Note to recruiters

Note to recruiters: We are quite aware that recruiters, interviewers, VCs and other professionals generally perform a Google Search before they interview someone, take a pitch from someone, et cetera. Please keep in mind that not everything put on the Internet must align directly to one's future career and/or one's future product portfolio. Sometimes, people do put things on the Internet just because. Just because. It may be out of their personal interests, which may have nothing to do with their professional interests. Or it may be for some other reason. Recruiters seem to have this wrong-headed notion that if somebody is not signalling their interests in a certain area online, then that means that they are not interested in that area at all. It is worth pointing out that economics pretty much underlies the areas of marketing, strategy, operations and finance.

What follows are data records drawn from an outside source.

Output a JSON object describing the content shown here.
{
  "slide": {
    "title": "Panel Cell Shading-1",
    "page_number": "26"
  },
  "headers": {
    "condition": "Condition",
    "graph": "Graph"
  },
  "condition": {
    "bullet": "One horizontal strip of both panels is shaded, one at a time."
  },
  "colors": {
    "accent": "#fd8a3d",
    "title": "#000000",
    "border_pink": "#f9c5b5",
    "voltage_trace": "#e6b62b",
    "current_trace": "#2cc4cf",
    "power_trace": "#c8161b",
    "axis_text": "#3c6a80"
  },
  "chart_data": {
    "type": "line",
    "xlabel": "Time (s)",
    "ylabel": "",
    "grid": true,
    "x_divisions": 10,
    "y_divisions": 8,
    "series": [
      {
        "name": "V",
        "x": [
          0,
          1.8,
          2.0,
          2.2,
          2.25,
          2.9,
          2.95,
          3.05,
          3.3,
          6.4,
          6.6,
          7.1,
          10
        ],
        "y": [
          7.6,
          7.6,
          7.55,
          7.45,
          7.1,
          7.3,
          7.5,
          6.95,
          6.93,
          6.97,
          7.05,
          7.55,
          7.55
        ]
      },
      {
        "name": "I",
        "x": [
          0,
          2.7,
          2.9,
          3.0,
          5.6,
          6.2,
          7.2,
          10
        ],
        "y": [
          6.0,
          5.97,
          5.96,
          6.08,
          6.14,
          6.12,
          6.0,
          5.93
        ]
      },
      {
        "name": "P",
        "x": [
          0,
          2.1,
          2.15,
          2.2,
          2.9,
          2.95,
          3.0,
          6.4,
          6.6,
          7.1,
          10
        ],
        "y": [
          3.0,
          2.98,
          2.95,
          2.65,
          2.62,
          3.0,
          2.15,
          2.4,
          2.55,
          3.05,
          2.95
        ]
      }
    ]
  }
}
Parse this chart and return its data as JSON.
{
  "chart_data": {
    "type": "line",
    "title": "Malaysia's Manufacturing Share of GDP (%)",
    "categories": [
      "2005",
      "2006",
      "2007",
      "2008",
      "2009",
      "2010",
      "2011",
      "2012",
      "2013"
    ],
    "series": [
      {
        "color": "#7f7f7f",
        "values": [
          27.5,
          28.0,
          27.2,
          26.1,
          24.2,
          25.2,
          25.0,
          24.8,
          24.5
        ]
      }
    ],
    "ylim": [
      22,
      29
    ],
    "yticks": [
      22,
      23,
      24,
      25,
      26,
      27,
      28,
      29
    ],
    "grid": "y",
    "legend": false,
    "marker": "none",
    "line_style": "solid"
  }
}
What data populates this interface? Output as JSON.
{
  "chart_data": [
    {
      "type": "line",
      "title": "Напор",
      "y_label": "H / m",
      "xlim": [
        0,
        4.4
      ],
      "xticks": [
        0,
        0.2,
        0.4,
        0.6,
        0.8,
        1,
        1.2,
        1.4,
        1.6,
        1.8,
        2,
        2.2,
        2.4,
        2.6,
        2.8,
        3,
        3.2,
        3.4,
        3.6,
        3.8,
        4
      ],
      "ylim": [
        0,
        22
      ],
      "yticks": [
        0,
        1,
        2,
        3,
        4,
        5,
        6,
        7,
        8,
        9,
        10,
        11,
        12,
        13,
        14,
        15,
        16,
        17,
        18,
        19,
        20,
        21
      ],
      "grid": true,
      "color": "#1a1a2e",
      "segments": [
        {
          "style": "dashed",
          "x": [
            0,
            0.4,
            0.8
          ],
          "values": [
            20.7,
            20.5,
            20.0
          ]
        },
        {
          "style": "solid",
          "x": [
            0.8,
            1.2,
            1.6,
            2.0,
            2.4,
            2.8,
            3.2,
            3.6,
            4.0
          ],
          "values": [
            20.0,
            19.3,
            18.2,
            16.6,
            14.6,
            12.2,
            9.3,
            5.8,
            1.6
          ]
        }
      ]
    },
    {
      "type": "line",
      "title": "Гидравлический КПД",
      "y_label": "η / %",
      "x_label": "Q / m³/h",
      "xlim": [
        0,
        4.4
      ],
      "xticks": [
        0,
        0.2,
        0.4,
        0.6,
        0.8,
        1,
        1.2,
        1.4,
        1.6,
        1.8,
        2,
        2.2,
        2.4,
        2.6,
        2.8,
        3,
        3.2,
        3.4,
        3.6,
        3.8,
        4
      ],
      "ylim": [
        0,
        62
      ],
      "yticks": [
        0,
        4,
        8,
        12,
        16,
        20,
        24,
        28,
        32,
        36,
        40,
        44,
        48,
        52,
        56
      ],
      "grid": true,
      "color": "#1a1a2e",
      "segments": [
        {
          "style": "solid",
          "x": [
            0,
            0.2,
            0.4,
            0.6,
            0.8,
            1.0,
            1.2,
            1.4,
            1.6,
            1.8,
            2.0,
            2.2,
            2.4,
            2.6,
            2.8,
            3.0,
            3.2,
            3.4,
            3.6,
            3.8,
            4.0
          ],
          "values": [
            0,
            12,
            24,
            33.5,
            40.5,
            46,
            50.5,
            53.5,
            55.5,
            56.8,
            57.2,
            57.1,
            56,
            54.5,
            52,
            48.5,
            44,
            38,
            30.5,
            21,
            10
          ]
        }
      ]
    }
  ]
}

And this blog is about economics. With metta, let us. by all means, be reflective about this whole business of business. Also, see our post on "The Multi-faceted Identity Problem".

Friday, June 14, 2013

Lost opera

Via the Huffington Post:
Scientists have helped to restore Luigi Cherubini's opera "Médée" to its original glory.

A lost aria, or solo song, from the piece, which Cherubini apparently smudged out in spite more than 200 years ago, has been revealed by x-ray scans.

Cherubini was an Italian composer who worked mostly in France and counted Ludwig van Beethoven among his contemporaries and admirers. When Cherubini's French-language opera "Médée" premiered in 1797, critics whined that the opera was too long, and as legend has it, the composer cut the piece by about 500 bars.

A shortened Italian translation of the opera became the dominant form of that opera into the 20th century. But today, many opera-goers and critics long to see "Médée" — which tells the wrenching Greek myth of Medea — as Cherubini first wrote it.

A well-received bicentennial version of the opera in its original form was produced in New York by Opera Quotannis in 1997; critic Peter G. Davis declared at the time that the doctored form "we've been hearing all these years, should now be permanently set aside." Back in December, an audience displeased with a radical take on Cherubini's "Médée" apparently lobbed obscenities at the performers in Paris and shouted "Stop the desecration of opera," according to the New York Times.

Now scientists are taking part in the revival, too. In an original manuscript of Cherubini's "Médée," the closing lines of the aria "Du trouble affreux qui me dévore" ("The terrible disorder that consumes me") are blacked out. Scholars sent the copy to physicists at Stanford University's Linear Accelerator Center (SLAC) in Menlo Park, Calif., where the lost musical notes were recovered with the help of powerful X-rays.